С правой стороны картины, в золотом паланкине и окруженная богато одетыми слугами, на сцену сожжения взирала — хладнокровно и вместе с тем заинтересованно — пара аристократов. А с левой, крича, протягивал руки ребенок — очевидно, к матери, горевшей на костре. Крепкий мужчина и старик — похоже, отец и дед — зажимали ему рот и со страхом оглядывались на знать. Все они были как живые!
Посреди площади стояла гордая старуха в черном плаще, красном треугольном капюшоне и с посохом в руках. Обнажив в ухмылке кривые зубы, она указывала торжествующим жестом на трех мучеников.
И чем дольше я смотрел на полотно, тем более жуткой и более правдоподобной казалась мне эта сцена.

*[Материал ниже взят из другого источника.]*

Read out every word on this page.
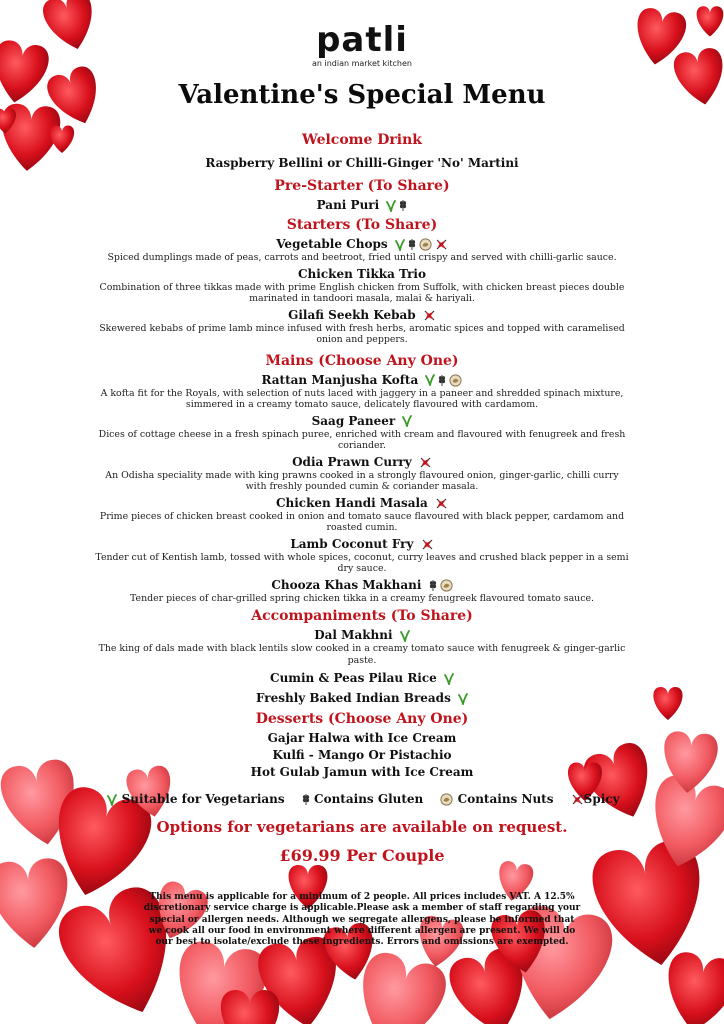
patli
an indian market kitchen
Valentine's Special Menu
Welcome Drink
Raspberry Bellini or Chilli-Ginger 'No' Martini
Pre-Starter (To Share)
Pani Puri
Starters (To Share)
Vegetable Chops
Spiced dumplings made of peas, carrots and beetroot, fried until crispy and served with chilli-garlic sauce.
Chicken Tikka Trio
Combination of three tikkas made with prime English chicken from Suffolk, with chicken breast pieces double marinated in tandoori masala, malai & hariyali.
Gilafi Seekh Kebab
Skewered kebabs of prime lamb mince infused with fresh herbs, aromatic spices and topped with caramelised onion and peppers.
Mains (Choose Any One)
Rattan Manjusha Kofta
A kofta fit for the Royals, with selection of nuts laced with jaggery in a paneer and shredded spinach mixture, simmered in a creamy tomato sauce, delicately flavoured with cardamom.
Saag Paneer
Dices of cottage cheese in a fresh spinach puree, enriched with cream and flavoured with fenugreek and fresh coriander.
Odia Prawn Curry
An Odisha speciality made with king prawns cooked in a strongly flavoured onion, ginger-garlic, chilli curry with freshly pounded cumin & coriander masala.
Chicken Handi Masala
Prime pieces of chicken breast cooked in onion and tomato sauce flavoured with black pepper, cardamom and roasted cumin.
Lamb Coconut Fry
Tender cut of Kentish lamb, tossed with whole spices, coconut, curry leaves and crushed black pepper in a semi dry sauce.
Chooza Khas Makhani
Tender pieces of char-grilled spring chicken tikka in a creamy fenugreek flavoured tomato sauce.
Accompaniments (To Share)
Dal Makhni
The king of dals made with black lentils slow cooked in a creamy tomato sauce with fenugreek & ginger-garlic paste.
Cumin & Peas Pilau Rice
Freshly Baked Indian Breads
Desserts (Choose Any One)
Gajar Halwa with Ice Cream
Kulfi - Mango Or Pistachio
Hot Gulab Jamun with Ice Cream
Suitable for Vegetarians Contains Gluten	Contains Nuts	Spicy
Options for vegetarians are available on request.
£69.99 Per Couple
This menu is applicable for a minimum of 2 people. All prices includes VAT. A 12.5% discretionary service charge is applicable.Please ask a member of staff regarding your special or allergen needs. Although we segregate allergens, please be informed that we cook all our food in environment where different allergen are present. We will do our best to isolate/exclude these ingredients. Errors and omissions are exempted.
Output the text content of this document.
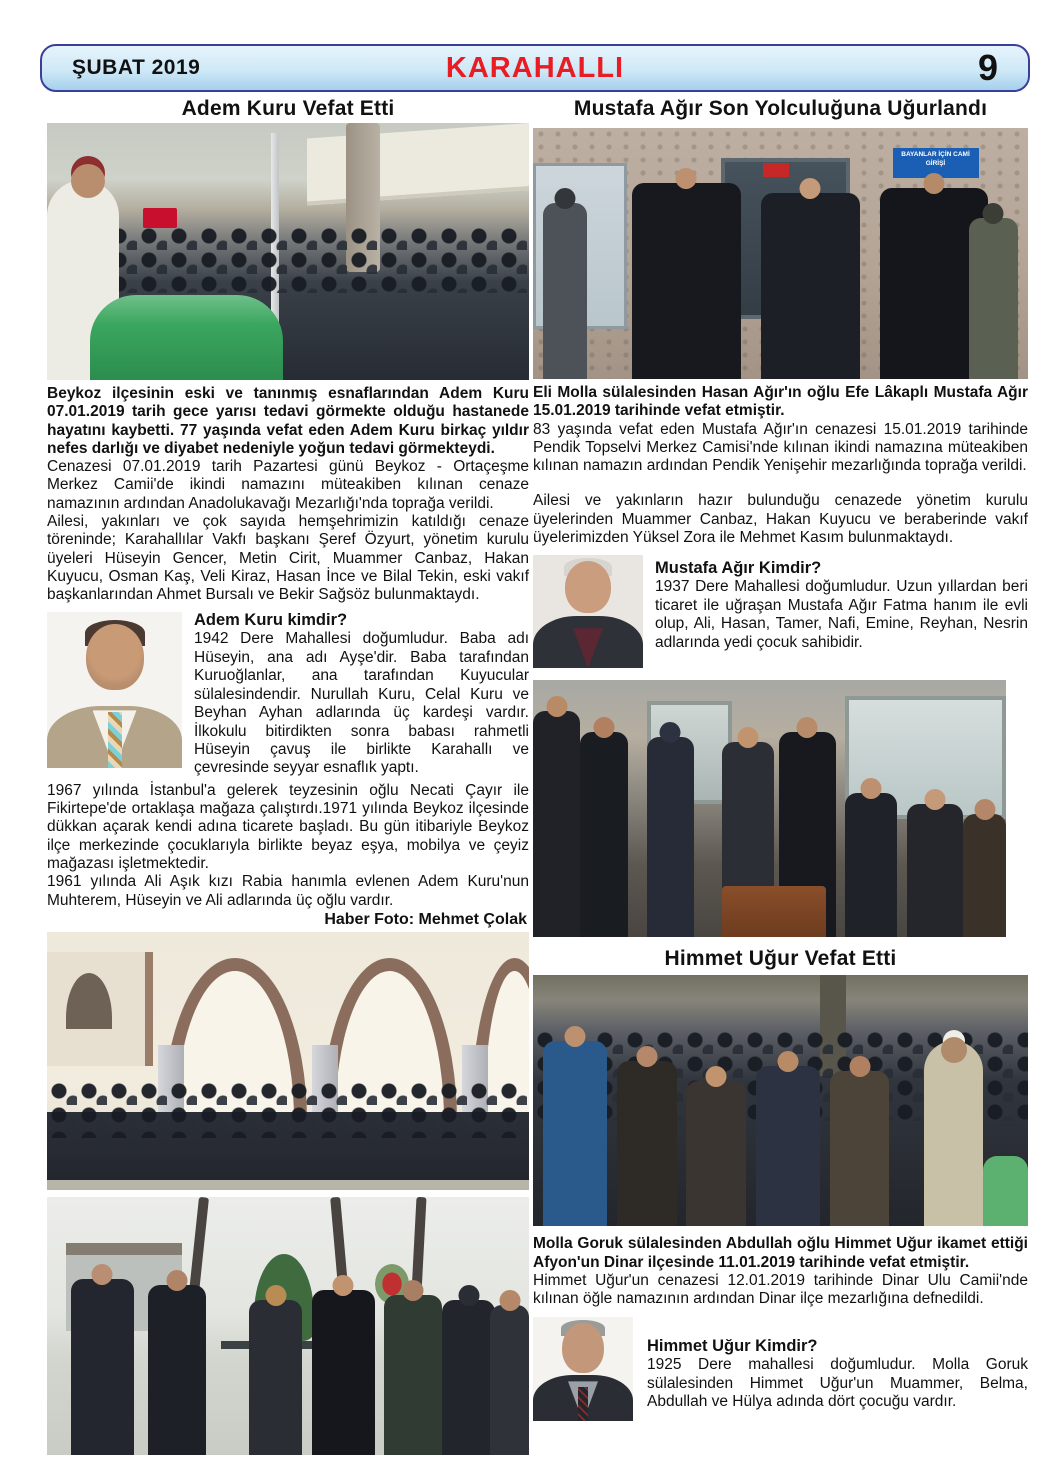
ŞUBAT 2019	KARAHALLI	9
Adem Kuru Vefat Etti

Beykoz ilçesinin eski ve tanınmış esnaflarından Adem Kuru 07.01.2019 tarih gece yarısı tedavi görmekte olduğu hastanede hayatını kaybetti. 77 yaşında vefat eden Adem Kuru birkaç yıldır nefes darlığı ve diyabet nedeniyle yoğun tedavi görmekteydi.

Cenazesi 07.01.2019 tarih Pazartesi günü Beykoz - Ortaçeşme Merkez Camii'de ikindi namazını müteakiben kılınan cenaze namazının ardından Anadolukavağı Mezarlığı'nda toprağa verildi.

Ailesi, yakınları ve çok sayıda hemşehrimizin katıldığı cenaze töreninde; Karahallılar Vakfı başkanı Şeref Özyurt, yönetim kurulu üyeleri Hüseyin Gencer, Metin Cirit, Muammer Canbaz, Hakan Kuyucu, Osman Kaş, Veli Kiraz, Hasan İnce ve Bilal Tekin, eski vakıf başkanlarından Ahmet Bursalı ve Bekir Sağsöz bulunmaktaydı.

Adem Kuru kimdir?

1942 Dere Mahallesi doğumludur. Baba adı Hüseyin, ana adı Ayşe'dir. Baba tarafından Kuruoğlanlar, ana tarafından Kuyucular sülalesindendir. Nurullah Kuru, Celal Kuru ve Beyhan Ayhan adlarında üç kardeşi vardır. İlkokulu bitirdikten sonra babası rahmetli Hüseyin çavuş ile birlikte Karahallı ve çevresinde seyyar esnaflık yaptı.

1967 yılında İstanbul'a gelerek teyzesinin oğlu Necati Çayır ile Fikirtepe'de ortaklaşa mağaza çalıştırdı.1971 yılında Beykoz ilçesinde dükkan açarak kendi adına ticarete başladı. Bu gün itibariyle Beykoz ilçe merkezinde çocuklarıyla birlikte beyaz eşya, mobilya ve çeyiz mağazası işletmektedir.

1961 yılında Ali Aşık kızı Rabia hanımla evlenen Adem Kuru'nun Muhterem, Hüseyin ve Ali adlarında üç oğlu vardır.

Haber Foto: Mehmet Çolak

Mustafa Ağır Son Yolculuğuna Uğurlandı
BAYANLAR İÇİN CAMİ GİRİŞİ

Eli Molla sülalesinden Hasan Ağır'ın oğlu Efe Lâkaplı Mustafa Ağır 15.01.2019 tarihinde vefat etmiştir.

83 yaşında vefat eden Mustafa Ağır'ın cenazesi 15.01.2019 tarihinde Pendik Topselvi Merkez Camisi'nde kılınan ikindi namazına müteakiben kılınan namazın ardından Pendik Yenişehir mezarlığında toprağa verildi.

Ailesi ve yakınların hazır bulunduğu cenazede yönetim kurulu üyelerinden Muammer Canbaz, Hakan Kuyucu ve beraberinde vakıf üyelerimizden Yüksel Zora ile Mehmet Kasım bulunmaktaydı.

Mustafa Ağır Kimdir?

1937 Dere Mahallesi doğumludur. Uzun yıllardan beri ticaret ile uğraşan Mustafa Ağır Fatma hanım ile evli olup, Ali, Hasan, Tamer, Nafi, Emine, Reyhan, Nesrin adlarında yedi çocuk sahibidir.

Himmet Uğur Vefat Etti

Molla Goruk sülalesinden Abdullah oğlu Himmet Uğur ikamet ettiği Afyon'un Dinar ilçesinde 11.01.2019 tarihinde vefat etmiştir.

Himmet Uğur'un cenazesi 12.01.2019 tarihinde Dinar Ulu Camii'nde kılınan öğle namazının ardından Dinar ilçe mezarlığına defnedildi.

Himmet Uğur Kimdir?

1925 Dere mahallesi doğumludur. Molla Goruk sülalesinden Himmet Uğur'un Muammer, Belma, Abdullah ve Hülya adında dört çocuğu vardır.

— Что это за картина? — спросил я.
Сунув руки в карманы брюк, доктор Вакабаяси ответил как обычно спокойным тоном:
— Сюжет рассказывает о предрассудках, которые имели место в средневековой Европе, видимо, во Франции. Тогда душевнобольных считали вместилищем дьявола и, как правило, приговаривали к сожжению. Старуха в красном капюшоне и черном плаще — одна из знахарок, которые в те времена и лечили, и гадали. Я слышал, что доктор Масаки приобрел эту картину у антиквара в Янагаве в качестве иллюстрации жестокого обращения с психически больными в средневековье. Некоторые считают, что полотно принадлежит кисти Рембрандта… Если это правда, картина бесценна.
— Значит… в то время сумасшедших сжигали заживо?
— Так точно, так точно… Лекарств для лечения непонятных психических болезней не было, поэтому общество выбирало… скажем так, радикальные методы.
Я впал в ступор и не мог ни смеяться, ни плакать.
Отвечая на вопрос, доктор Вакабаяси осматривал меня мутным взглядом, в котором таилась жестокость. Казалось, он и сам не прочь сжечь меня заживо во имя науки…
Я потер ладонями лицо и заметил:
— Какое же счастье сойти с ума в нынешнее время!
Эти слова вызвали на лице доктора Вакабаяси легкую улыбку, которая мгновенно исчезла.